Snowstorm leads to two-day campus closure

Feb. 8, 2016

Jonathan Toman
jtoman@uccs.edu

The Upper Plaza sits snow covered after two snow days in a row.  Rachael Deegan | The Scribe
The Upper Plaza sits snow covered after two snow days in a row.
Rachael Deegan | The Scribe
Since 2008, UCCS has been delayed, closed early, or been closed completely 16 times, according to Public Safety.

The two-day closure of UCCS Feb. 1-2 was two of those times, and it was only the third and fourth time that the university closed completely since the start of fall semester 2014, according to Tim Stoecklein, program director of Emergency Management .

UCCS reopened for class on Feb. 3, despite many neighborhoods still having issues with snow. Current conditions shape the decision to return to normal campus operations.

“We know that the main roads were in really pretty good shape (on Wednesday),” Stoecklein said. “We also know that the neighborhoods, the city streets crews were just getting into the neighborhoods.”

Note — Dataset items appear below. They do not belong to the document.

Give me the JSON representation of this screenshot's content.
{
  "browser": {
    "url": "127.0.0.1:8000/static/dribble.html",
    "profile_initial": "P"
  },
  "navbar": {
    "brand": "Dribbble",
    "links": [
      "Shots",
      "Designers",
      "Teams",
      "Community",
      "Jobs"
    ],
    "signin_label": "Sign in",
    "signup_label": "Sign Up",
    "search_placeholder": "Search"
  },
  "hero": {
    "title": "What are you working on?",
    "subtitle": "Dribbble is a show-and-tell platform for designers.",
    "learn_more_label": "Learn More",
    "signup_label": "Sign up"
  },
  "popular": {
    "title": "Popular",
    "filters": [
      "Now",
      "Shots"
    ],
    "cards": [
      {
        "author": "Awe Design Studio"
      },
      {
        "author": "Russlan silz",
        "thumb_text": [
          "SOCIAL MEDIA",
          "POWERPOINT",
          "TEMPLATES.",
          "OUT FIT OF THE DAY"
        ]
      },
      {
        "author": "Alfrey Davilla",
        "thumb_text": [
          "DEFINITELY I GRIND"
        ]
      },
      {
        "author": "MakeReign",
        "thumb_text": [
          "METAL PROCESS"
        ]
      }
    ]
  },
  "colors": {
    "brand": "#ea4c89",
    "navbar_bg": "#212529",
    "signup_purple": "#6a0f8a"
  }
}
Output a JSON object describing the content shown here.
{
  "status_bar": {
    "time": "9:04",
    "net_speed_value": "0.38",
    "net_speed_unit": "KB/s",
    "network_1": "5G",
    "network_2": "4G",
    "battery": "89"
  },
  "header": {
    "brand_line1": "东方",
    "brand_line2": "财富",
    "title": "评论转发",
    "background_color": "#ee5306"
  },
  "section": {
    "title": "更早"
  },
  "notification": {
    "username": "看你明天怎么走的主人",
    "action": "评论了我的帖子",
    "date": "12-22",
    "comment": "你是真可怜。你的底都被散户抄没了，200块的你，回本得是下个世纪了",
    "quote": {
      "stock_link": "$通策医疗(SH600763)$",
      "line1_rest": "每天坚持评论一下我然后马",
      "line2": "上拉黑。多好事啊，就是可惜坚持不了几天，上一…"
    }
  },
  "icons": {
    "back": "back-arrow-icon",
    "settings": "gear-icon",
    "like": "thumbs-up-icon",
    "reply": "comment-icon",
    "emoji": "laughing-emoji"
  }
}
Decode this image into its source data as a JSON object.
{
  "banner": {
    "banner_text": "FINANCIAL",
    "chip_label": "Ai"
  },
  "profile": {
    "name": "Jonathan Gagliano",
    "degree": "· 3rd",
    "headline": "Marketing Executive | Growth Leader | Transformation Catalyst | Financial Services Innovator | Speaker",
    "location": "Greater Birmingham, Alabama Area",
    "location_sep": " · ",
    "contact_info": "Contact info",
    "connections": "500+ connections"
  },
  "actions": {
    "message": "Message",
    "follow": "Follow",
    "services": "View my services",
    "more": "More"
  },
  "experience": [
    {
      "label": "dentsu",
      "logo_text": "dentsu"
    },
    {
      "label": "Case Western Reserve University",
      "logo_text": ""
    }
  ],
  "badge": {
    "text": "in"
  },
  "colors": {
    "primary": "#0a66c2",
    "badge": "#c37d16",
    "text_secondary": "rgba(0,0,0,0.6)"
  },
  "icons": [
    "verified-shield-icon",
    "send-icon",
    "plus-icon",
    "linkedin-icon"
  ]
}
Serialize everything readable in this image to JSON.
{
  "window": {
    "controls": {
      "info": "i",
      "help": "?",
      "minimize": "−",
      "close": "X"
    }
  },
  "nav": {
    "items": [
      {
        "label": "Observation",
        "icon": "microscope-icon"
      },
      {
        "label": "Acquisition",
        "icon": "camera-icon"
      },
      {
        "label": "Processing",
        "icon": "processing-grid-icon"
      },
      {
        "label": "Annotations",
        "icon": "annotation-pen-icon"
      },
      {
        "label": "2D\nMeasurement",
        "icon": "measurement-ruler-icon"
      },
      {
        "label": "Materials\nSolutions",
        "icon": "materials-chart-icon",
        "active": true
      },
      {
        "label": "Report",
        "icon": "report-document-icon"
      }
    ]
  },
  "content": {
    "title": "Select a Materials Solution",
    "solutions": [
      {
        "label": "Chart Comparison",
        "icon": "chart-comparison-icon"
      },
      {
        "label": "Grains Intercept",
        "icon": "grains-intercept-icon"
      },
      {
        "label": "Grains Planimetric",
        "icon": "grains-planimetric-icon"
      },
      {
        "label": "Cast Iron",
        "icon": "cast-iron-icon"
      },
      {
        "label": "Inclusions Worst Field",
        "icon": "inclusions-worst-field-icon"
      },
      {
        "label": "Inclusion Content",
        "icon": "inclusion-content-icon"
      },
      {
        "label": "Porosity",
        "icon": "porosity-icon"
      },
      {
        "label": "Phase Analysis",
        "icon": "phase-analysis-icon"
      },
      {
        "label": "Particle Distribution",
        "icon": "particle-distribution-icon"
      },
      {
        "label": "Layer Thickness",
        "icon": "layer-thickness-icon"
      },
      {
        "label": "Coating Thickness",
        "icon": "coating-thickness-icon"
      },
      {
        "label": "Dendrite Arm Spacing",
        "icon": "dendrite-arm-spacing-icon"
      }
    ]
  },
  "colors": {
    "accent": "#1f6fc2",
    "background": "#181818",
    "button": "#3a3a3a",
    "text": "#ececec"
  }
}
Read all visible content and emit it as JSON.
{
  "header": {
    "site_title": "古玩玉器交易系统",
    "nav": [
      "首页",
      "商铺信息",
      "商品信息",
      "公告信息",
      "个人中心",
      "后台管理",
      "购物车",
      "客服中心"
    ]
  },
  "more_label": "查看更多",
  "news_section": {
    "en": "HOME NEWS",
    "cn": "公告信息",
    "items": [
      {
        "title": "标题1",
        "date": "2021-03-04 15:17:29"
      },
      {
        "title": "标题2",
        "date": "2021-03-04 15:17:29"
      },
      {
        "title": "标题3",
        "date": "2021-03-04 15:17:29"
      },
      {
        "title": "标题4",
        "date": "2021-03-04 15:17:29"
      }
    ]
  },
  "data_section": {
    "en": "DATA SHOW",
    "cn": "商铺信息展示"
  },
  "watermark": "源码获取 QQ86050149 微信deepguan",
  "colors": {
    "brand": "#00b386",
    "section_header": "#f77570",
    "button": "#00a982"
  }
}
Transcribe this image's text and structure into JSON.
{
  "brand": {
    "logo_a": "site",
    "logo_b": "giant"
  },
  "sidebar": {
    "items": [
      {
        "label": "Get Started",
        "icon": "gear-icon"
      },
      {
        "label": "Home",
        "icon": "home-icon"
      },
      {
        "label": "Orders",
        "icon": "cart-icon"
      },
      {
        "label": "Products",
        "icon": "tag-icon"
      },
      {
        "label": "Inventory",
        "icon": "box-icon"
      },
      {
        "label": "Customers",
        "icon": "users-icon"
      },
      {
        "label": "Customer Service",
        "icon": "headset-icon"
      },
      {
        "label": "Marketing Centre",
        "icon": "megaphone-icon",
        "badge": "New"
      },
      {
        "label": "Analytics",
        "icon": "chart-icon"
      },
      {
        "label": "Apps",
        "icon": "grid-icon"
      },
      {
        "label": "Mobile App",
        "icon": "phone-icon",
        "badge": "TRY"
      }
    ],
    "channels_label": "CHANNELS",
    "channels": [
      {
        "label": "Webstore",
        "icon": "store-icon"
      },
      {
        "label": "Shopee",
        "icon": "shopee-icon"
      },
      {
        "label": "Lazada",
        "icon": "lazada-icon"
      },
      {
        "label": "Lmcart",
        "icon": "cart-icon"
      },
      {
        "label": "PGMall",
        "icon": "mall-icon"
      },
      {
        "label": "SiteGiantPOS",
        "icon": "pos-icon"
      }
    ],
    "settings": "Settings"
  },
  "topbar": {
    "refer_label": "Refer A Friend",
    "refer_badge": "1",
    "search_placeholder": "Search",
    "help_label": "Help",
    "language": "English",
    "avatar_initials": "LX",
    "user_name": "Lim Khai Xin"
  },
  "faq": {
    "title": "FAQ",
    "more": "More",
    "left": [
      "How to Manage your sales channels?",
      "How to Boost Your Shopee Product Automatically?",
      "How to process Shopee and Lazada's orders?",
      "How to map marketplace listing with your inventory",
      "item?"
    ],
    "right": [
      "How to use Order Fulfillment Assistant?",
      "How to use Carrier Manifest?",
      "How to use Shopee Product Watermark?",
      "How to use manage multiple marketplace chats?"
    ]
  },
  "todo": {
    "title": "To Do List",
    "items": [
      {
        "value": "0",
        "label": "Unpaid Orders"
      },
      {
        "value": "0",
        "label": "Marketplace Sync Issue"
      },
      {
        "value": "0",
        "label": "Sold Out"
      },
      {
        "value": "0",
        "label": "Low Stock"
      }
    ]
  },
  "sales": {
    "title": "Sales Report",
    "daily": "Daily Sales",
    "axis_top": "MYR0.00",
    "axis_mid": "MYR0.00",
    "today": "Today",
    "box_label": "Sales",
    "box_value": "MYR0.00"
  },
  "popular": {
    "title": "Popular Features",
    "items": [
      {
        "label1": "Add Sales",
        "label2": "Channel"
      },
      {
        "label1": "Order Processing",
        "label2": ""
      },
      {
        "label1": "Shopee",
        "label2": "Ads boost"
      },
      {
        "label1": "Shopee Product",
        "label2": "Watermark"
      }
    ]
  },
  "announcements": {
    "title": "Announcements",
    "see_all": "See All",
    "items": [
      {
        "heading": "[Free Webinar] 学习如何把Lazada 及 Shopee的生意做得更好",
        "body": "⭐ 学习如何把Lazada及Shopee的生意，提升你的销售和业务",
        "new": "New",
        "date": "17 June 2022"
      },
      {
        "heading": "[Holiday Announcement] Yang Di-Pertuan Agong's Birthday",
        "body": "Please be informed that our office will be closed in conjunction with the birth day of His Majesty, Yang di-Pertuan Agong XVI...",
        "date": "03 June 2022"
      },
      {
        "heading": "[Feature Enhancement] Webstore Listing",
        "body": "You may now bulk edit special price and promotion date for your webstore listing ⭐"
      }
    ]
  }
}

“So we knew that was going to be a challenge, but there was also a lot of traffic out and about on Tuesday when we were canceled.”

On both canceled days, the decision to close was made the night before, something “rare for us, typically that decision is not made until early morning,” Stoecklein said.

The deadline to make a decision is 6 a.m.

The ability to close the night before was due to the snowfall rate of this storm.

“Once you get over an inch or two per hour, it’s really difficult region wide for street crews and road crews and even our campus folks to stay ahead of it and keep roadways open,” Stoecklein said.

A closure or delay decision often hinges on if the shuttles run effectively, Stoecklein said. The snowfall rate of a storm such as the one Feb. 1-2 can pose a problem for UCCS specifically, due to its location on a hill.

“You would have to have dedicated plows just between Union and Nevada to really keep us wide open in terms of roadways,” Stoecklein said.

In looking at closing or delaying, the university takes into account roads and conditions across town, as well as whether high schools are closed (due to faculty, staff and students who may have children).

“We understand that conditions are extremely variable across the region and across the city,” Stoecklein said.

Stoecklein said key campus players are notified in advance of a big snowstorm – facilities services, dining and food services, transportation, housing and public safety – to give them a heads up to reschedule events if needed as well as address potential problems due to snow and cold.

“In this case, with the significance of this recent storm, it was also participating in conference calls with the National Weather Service Pueblo office, who we fall under,” Stoecklein said.

In addition to working with the NWS, UCCS conducted coordination calls with the Colorado Springs emergency management group, which includes entities such as law enforcement, the streets division and utilities.

UCCS Alerts is the main form of communication to alert students about closures or other campus emergencies. Visit alerts.uccs.edu to find out current information.